Dennehy is a legendary interpreter of O’Neill. I guess it’s the Irish gab in them that is the bond that allows Dennehy to channel our first Nobel Laurette Eugene O’Neill so brilliantly. His pacing and timing is the key in the performance that keeps the audience fully engaged for almost an hour – which whizzes by.
The story unfolds in the lobby of a small hotel that has seen better days. Actor Joe Grifasi turned in a little gem of a performance as the sad-sack night clerk the evening I attended (November 15th). He alternates the role with actor Armin Shimmerman.
To non-actors, it appears that the night clerk has little to do or say. 90 percent of the dialogue is spoken by Dennehy. However, actors who play of this type of supporting role have to be constantly engaged with what is being said on stage, yet appear to be a casually going about the business required for their role.
Grifasi has performed the role with Dennehy for four years and the two actors have plumbed their roles respectively, which is why this bittersweet and poignant one act play is so effective and enjoyable to watch. It makes one think about their own lives long after the play is over.
It’s Dennehy’s play, no doubt about that. But as good as Dennehy is, and he’s very good, the seamless directorial hand of Steven Robman adds to the professionalism in these two impressive pieces. He applies it ever so lightly; making it so much more effective. It’s a classic case of less is more effective than too much. Well done by all three gentlemen.
The second piece in this play of two one acts is Samuel Beckett’s obtuse ‘theatre of the absurd’ play “Krapp’s Last Tape”. Here Dennehy’s affinity for Beckett’s POV is a bonus. The play centers around a series of Krapp’s tape recordings he has preserved of his thoughts and his impressions of his life which are stored in rooms in his lodgings. As the play opens Krapp is seated center stage and staring vacantly at nothing in particular. All of his inner thoughts play out on his face in subtle on-stage movements. There is a tape recorder at one end of the desk.
He decides to retrieve something from his desk drawer. A half a dozen bananas. He carefully peels and places one banana in his mouth and begins eating it and then another, until three are consumed. All these actions are performed in mime taking about 15 minutes in all. We could believe we are at the Commedie Francaise, perhaps, watching a Moliere comedy. No dialogue, all action mimed.

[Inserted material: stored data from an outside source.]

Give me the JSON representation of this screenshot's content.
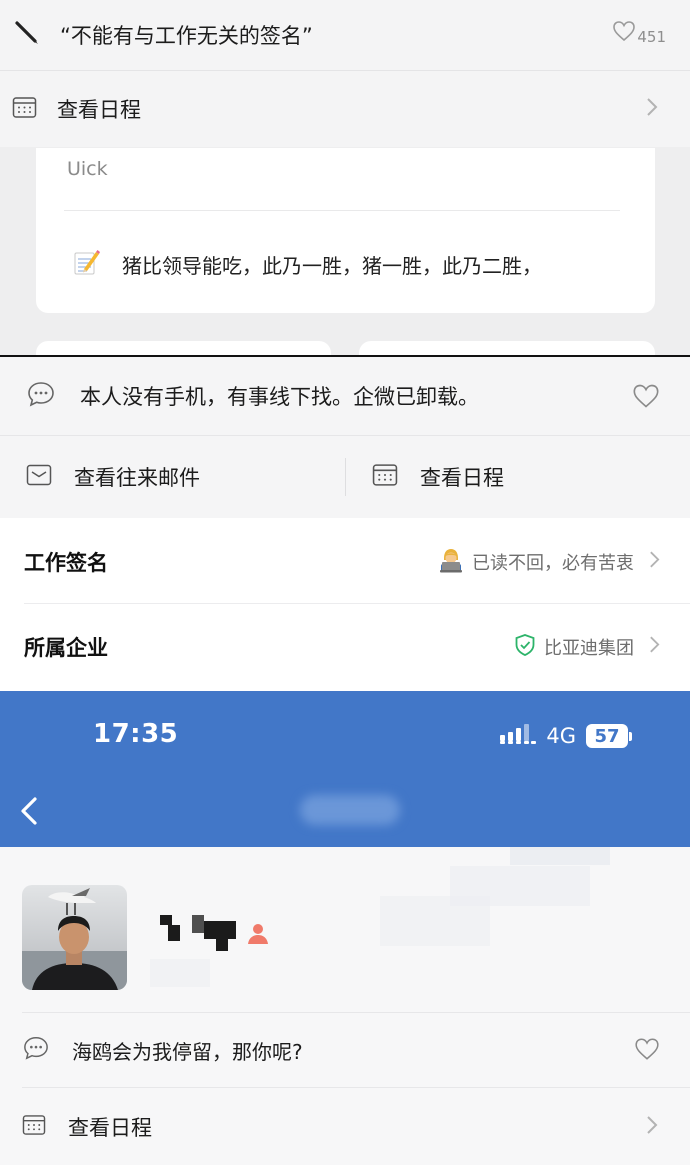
{
  "screen1": {
    "signature": {
      "text": "“不能有与工作无关的签名”",
      "like_count": "451",
      "edit_icon": "pencil-icon",
      "like_icon": "heart-outline-icon"
    },
    "schedule": {
      "label": "查看日程",
      "icon": "calendar-icon"
    },
    "card": {
      "author": "Uick",
      "note_icon": "memo-emoji-icon",
      "note_text": "猪比领导能吃，此乃一胜，猪一胜，此乃二胜，"
    }
  },
  "screen2": {
    "signature": {
      "text": "本人没有手机，有事线下找。企微已卸载。",
      "icon": "chat-bubble-icon",
      "like_icon": "heart-outline-icon"
    },
    "actions": [
      {
        "label": "查看往来邮件",
        "icon": "mail-icon"
      },
      {
        "label": "查看日程",
        "icon": "calendar-icon"
      }
    ],
    "work_signature": {
      "label": "工作签名",
      "value": "已读不回，必有苦衷",
      "value_icon": "technologist-emoji-icon"
    },
    "company": {
      "label": "所属企业",
      "value": "比亚迪集团",
      "value_icon": "shield-check-icon",
      "brand_color": "#2db46a"
    }
  },
  "screen3": {
    "status_bar": {
      "time": "17:35",
      "network": "4G",
      "battery": "57"
    },
    "header_color": "#4277c8",
    "signature": {
      "text": "海鸥会为我停留，那你呢?",
      "icon": "chat-bubble-icon",
      "like_icon": "heart-outline-icon"
    },
    "schedule": {
      "label": "查看日程",
      "icon": "calendar-icon"
    }
  }
}
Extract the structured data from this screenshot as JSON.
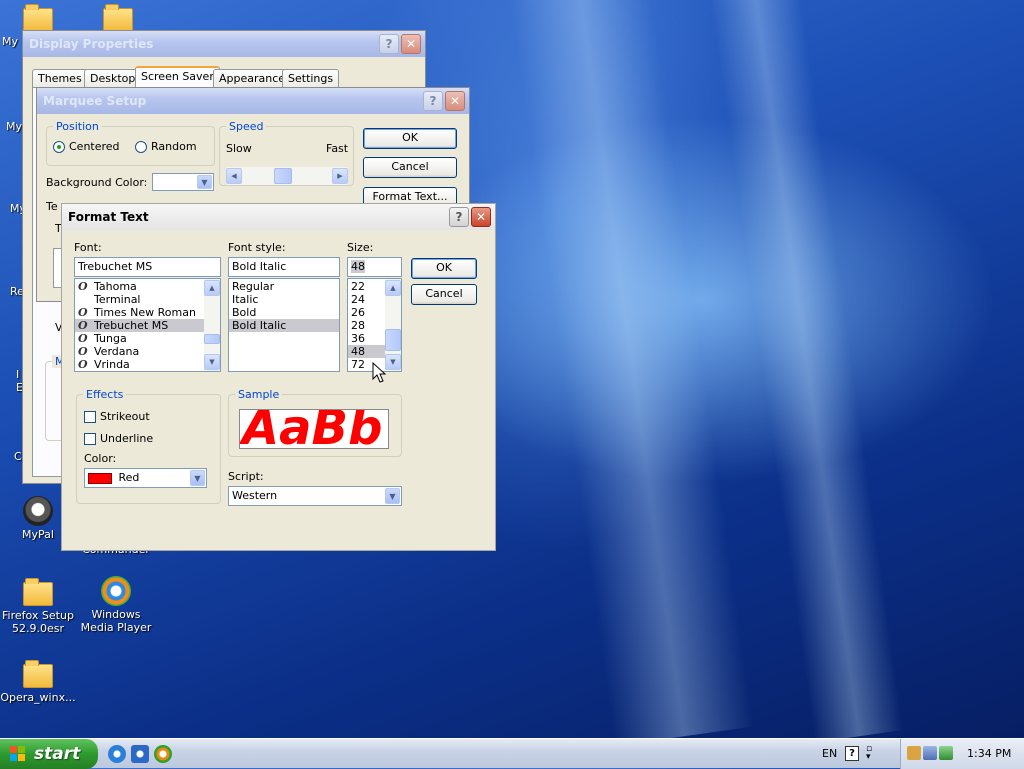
{
  "desktop": {
    "icons": [
      {
        "label": "My"
      },
      {
        "label": "My"
      },
      {
        "label": "My"
      },
      {
        "label": "Re"
      },
      {
        "label": "I"
      },
      {
        "label": "E"
      },
      {
        "label": "C"
      },
      {
        "label": "MyPal"
      },
      {
        "label": "Commander"
      },
      {
        "label": "Firefox Setup 52.9.0esr"
      },
      {
        "label": "Windows Media Player"
      },
      {
        "label": "Opera_winx..."
      }
    ]
  },
  "display_properties": {
    "title": "Display Properties",
    "tabs": [
      "Themes",
      "Desktop",
      "Screen Saver",
      "Appearance",
      "Settings"
    ],
    "selected_tab": "Screen Saver"
  },
  "marquee_setup": {
    "title": "Marquee Setup",
    "position_legend": "Position",
    "centered": "Centered",
    "random": "Random",
    "speed_legend": "Speed",
    "slow": "Slow",
    "fast": "Fast",
    "background_color_label": "Background Color:",
    "ok": "OK",
    "cancel": "Cancel",
    "format_text": "Format Text...",
    "text_label_partial": "Te",
    "peek_t": "T",
    "peek_v": "V",
    "peek_m": "M"
  },
  "format_text": {
    "title": "Format Text",
    "font_label": "Font:",
    "font_value": "Trebuchet MS",
    "fonts": [
      "Tahoma",
      "Terminal",
      "Times New Roman",
      "Trebuchet MS",
      "Tunga",
      "Verdana",
      "Vrinda"
    ],
    "font_icons": [
      true,
      false,
      true,
      true,
      true,
      true,
      true
    ],
    "font_selected_index": 3,
    "style_label": "Font style:",
    "style_value": "Bold Italic",
    "styles": [
      "Regular",
      "Italic",
      "Bold",
      "Bold Italic"
    ],
    "style_selected_index": 3,
    "size_label": "Size:",
    "size_value": "48",
    "sizes": [
      "22",
      "24",
      "26",
      "28",
      "36",
      "48",
      "72"
    ],
    "size_selected_index": 5,
    "ok": "OK",
    "cancel": "Cancel",
    "effects_legend": "Effects",
    "strikeout": "Strikeout",
    "underline": "Underline",
    "color_label": "Color:",
    "color_value": "Red",
    "color_swatch": "#ff0000",
    "sample_legend": "Sample",
    "sample_text": "AaBb",
    "script_label": "Script:",
    "script_value": "Western"
  },
  "taskbar": {
    "start_label": "start",
    "language": "EN",
    "clock": "1:34 PM"
  }
}
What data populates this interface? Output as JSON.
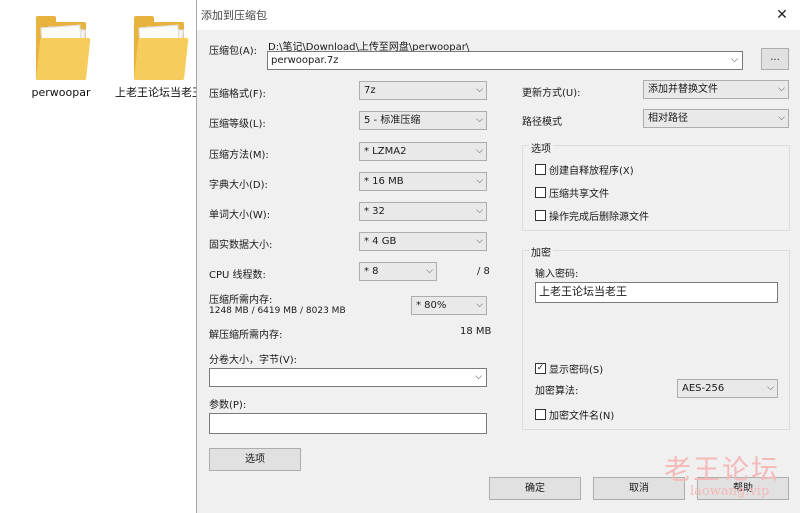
{
  "desktop": {
    "icons": [
      {
        "label": "perwoopar"
      },
      {
        "label": "上老王论坛当老王"
      }
    ]
  },
  "dialog": {
    "title": "添加到压缩包",
    "close_glyph": "✕",
    "archive_label": "压缩包(A):",
    "archive_path": "D:\\笔记\\Download\\上传至网盘\\perwoopar\\",
    "archive_name": "perwoopar.7z",
    "browse_label": "...",
    "left": {
      "format": {
        "label": "压缩格式(F):",
        "value": "7z"
      },
      "level": {
        "label": "压缩等级(L):",
        "value": "5 - 标准压缩"
      },
      "method": {
        "label": "压缩方法(M):",
        "value": "* LZMA2"
      },
      "dict": {
        "label": "字典大小(D):",
        "value": "* 16 MB"
      },
      "word": {
        "label": "单词大小(W):",
        "value": "* 32"
      },
      "solid": {
        "label": "固实数据大小:",
        "value": "* 4 GB"
      },
      "threads": {
        "label": "CPU 线程数:",
        "value": "* 8",
        "max": "/ 8"
      },
      "mem_compress": {
        "label": "压缩所需内存:",
        "detail": "1248 MB / 6419 MB / 8023 MB",
        "value": "* 80%"
      },
      "mem_decompress": {
        "label": "解压缩所需内存:",
        "value": "18 MB"
      },
      "split": {
        "label": "分卷大小，字节(V):",
        "value": ""
      },
      "params": {
        "label": "参数(P):",
        "value": ""
      },
      "options_button": "选项"
    },
    "right": {
      "update": {
        "label": "更新方式(U):",
        "value": "添加并替换文件"
      },
      "path_mode": {
        "label": "路径模式",
        "value": "相对路径"
      },
      "options_group": {
        "title": "选项",
        "sfx": {
          "label": "创建自释放程序(X)",
          "checked": false
        },
        "shared": {
          "label": "压缩共享文件",
          "checked": false
        },
        "delete": {
          "label": "操作完成后删除源文件",
          "checked": false
        }
      },
      "encryption": {
        "title": "加密",
        "password_label": "输入密码:",
        "password_value": "上老王论坛当老王",
        "show_password": {
          "label": "显示密码(S)",
          "checked": true
        },
        "method_label": "加密算法:",
        "method_value": "AES-256",
        "encrypt_names": {
          "label": "加密文件名(N)",
          "checked": false
        }
      }
    },
    "buttons": {
      "ok": "确定",
      "cancel": "取消",
      "help": "帮助"
    }
  },
  "watermark": {
    "line1": "老王论坛",
    "line2": "laowang.vip"
  },
  "glyphs": {
    "chevron": "⌵",
    "check": "✓"
  }
}
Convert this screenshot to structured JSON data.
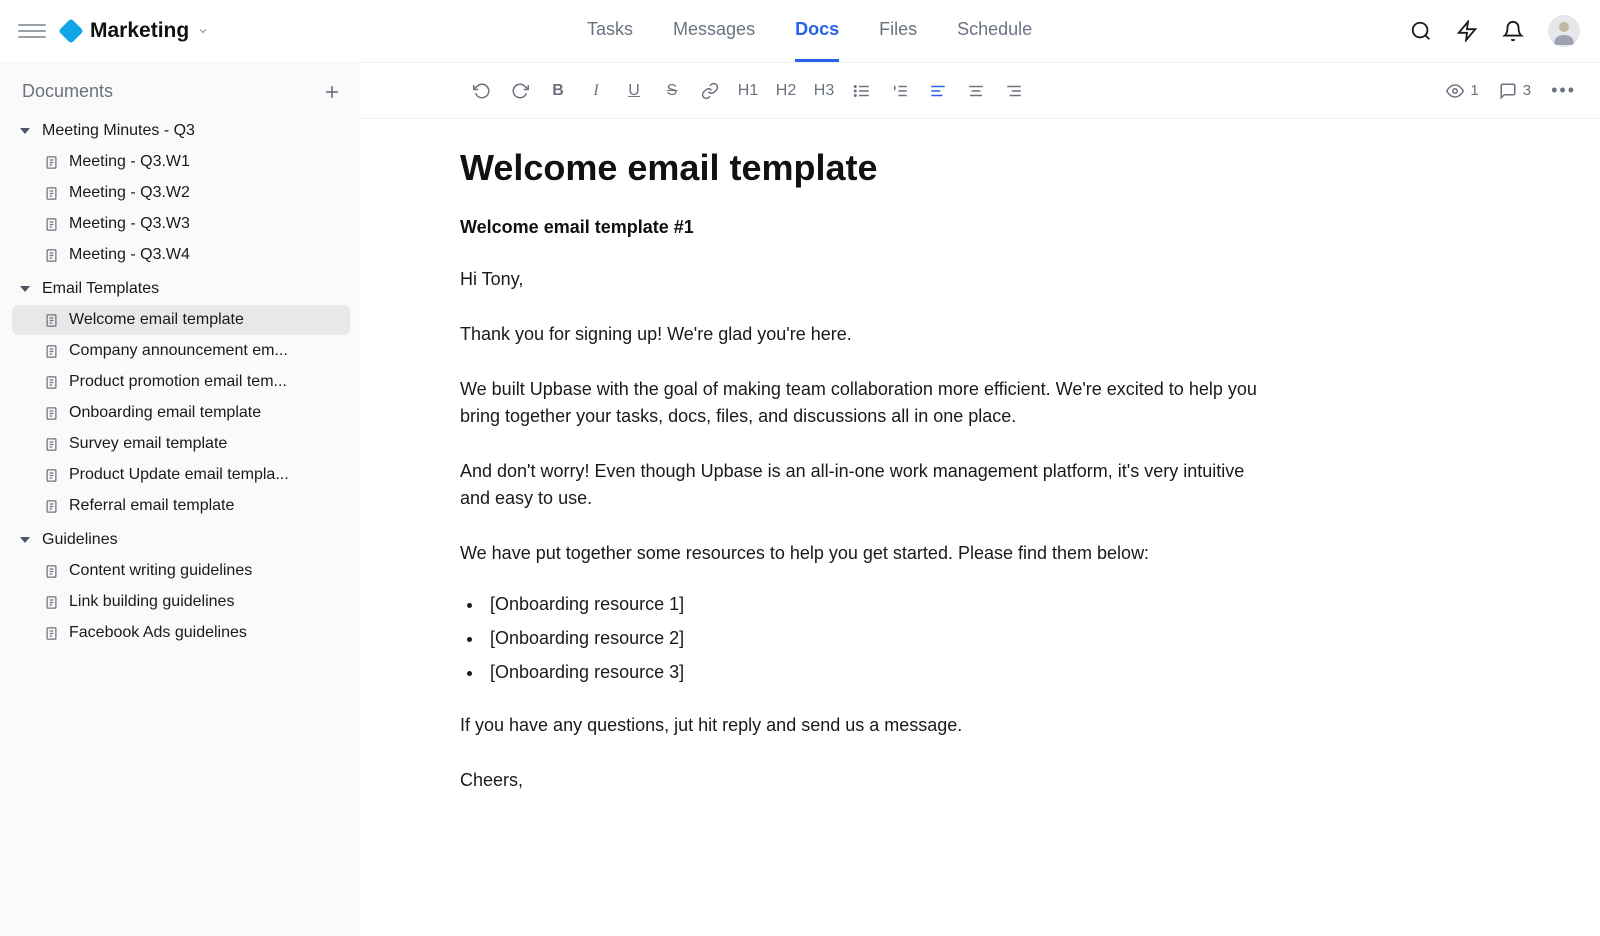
{
  "header": {
    "workspace": "Marketing",
    "tabs": [
      "Tasks",
      "Messages",
      "Docs",
      "Files",
      "Schedule"
    ],
    "activeTab": "Docs"
  },
  "sidebar": {
    "title": "Documents",
    "folders": [
      {
        "name": "Meeting Minutes - Q3",
        "expanded": true,
        "docs": [
          {
            "name": "Meeting - Q3.W1",
            "active": false
          },
          {
            "name": "Meeting - Q3.W2",
            "active": false
          },
          {
            "name": "Meeting - Q3.W3",
            "active": false
          },
          {
            "name": "Meeting - Q3.W4",
            "active": false
          }
        ]
      },
      {
        "name": "Email Templates",
        "expanded": true,
        "docs": [
          {
            "name": "Welcome email template",
            "active": true
          },
          {
            "name": "Company announcement em...",
            "active": false
          },
          {
            "name": "Product promotion email tem...",
            "active": false
          },
          {
            "name": "Onboarding email template",
            "active": false
          },
          {
            "name": "Survey email template",
            "active": false
          },
          {
            "name": "Product Update email templa...",
            "active": false
          },
          {
            "name": "Referral email template",
            "active": false
          }
        ]
      },
      {
        "name": "Guidelines",
        "expanded": true,
        "docs": [
          {
            "name": "Content writing guidelines",
            "active": false
          },
          {
            "name": "Link building guidelines",
            "active": false
          },
          {
            "name": "Facebook Ads guidelines",
            "active": false
          }
        ]
      }
    ]
  },
  "toolbar": {
    "h1": "H1",
    "h2": "H2",
    "h3": "H3",
    "views": "1",
    "comments": "3"
  },
  "document": {
    "title": "Welcome email template",
    "subtitle": "Welcome email template #1",
    "p1": "Hi Tony,",
    "p2": "Thank you for signing up! We're glad you're here.",
    "p3": "We built Upbase with the goal of making team collaboration more efficient. We're excited to help you bring together your tasks, docs, files, and discussions all in one place.",
    "p4": "And don't worry! Even though Upbase is an all-in-one work management platform, it's very intuitive and easy to use.",
    "p5": "We have put together some resources to help you get started. Please find them below:",
    "list": [
      "[Onboarding resource 1]",
      "[Onboarding resource 2]",
      "[Onboarding resource 3]"
    ],
    "p6": "If you have any questions, jut hit reply and send us a message.",
    "p7": "Cheers,"
  }
}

The performance is a masterful study on how to solve the Beckettian riddle of what or who is waiting in “Waiting for Godot”, and why Krapp is so unhappy and irritated to understand the absurdity of his life before he leaves the planet. Alas, to this day we still don’t know where we came from, why we’re here, or where we’re going.
Beckett, of course, wrote all his plays in French first and then had them translated into English to be performed. Dennehy is an acknowledged fan of Beckett, which accounts for his many character performances in Beckett plays. In “Krapp’,” we feel his frustration in his inability to cope. If one is not on Beckett’s wave-length, it is difficult to become engaged as an audience. If all efforts to better understand Beckett fail, look at it this way …”we’ll always have Paris.” Everyone understands what that expression means. Perhaps Beckett did too.
An evening with Brian Dennehy performing “Hughie”, by Eugene O’Neill, and “Krapp’s Last Tape”, by Samuel Beckett, is a treat for audiences of the absurdist genre.
The technical creative credits for both One Acts led by director Robman include: Scene Designer Sibyl Wickersheimer, Costume Designer Leah Piehl, Lighting Designer Daniel Ionazzi, and Sound Designer Cricket S. Myers, complete the creative team.
The Two One Acts starring Brian Dennehy is an impressive production that perform on the Audrey Skirball intimate theatre stage at the Geffen Playhouse, and runs through December 16, 2018.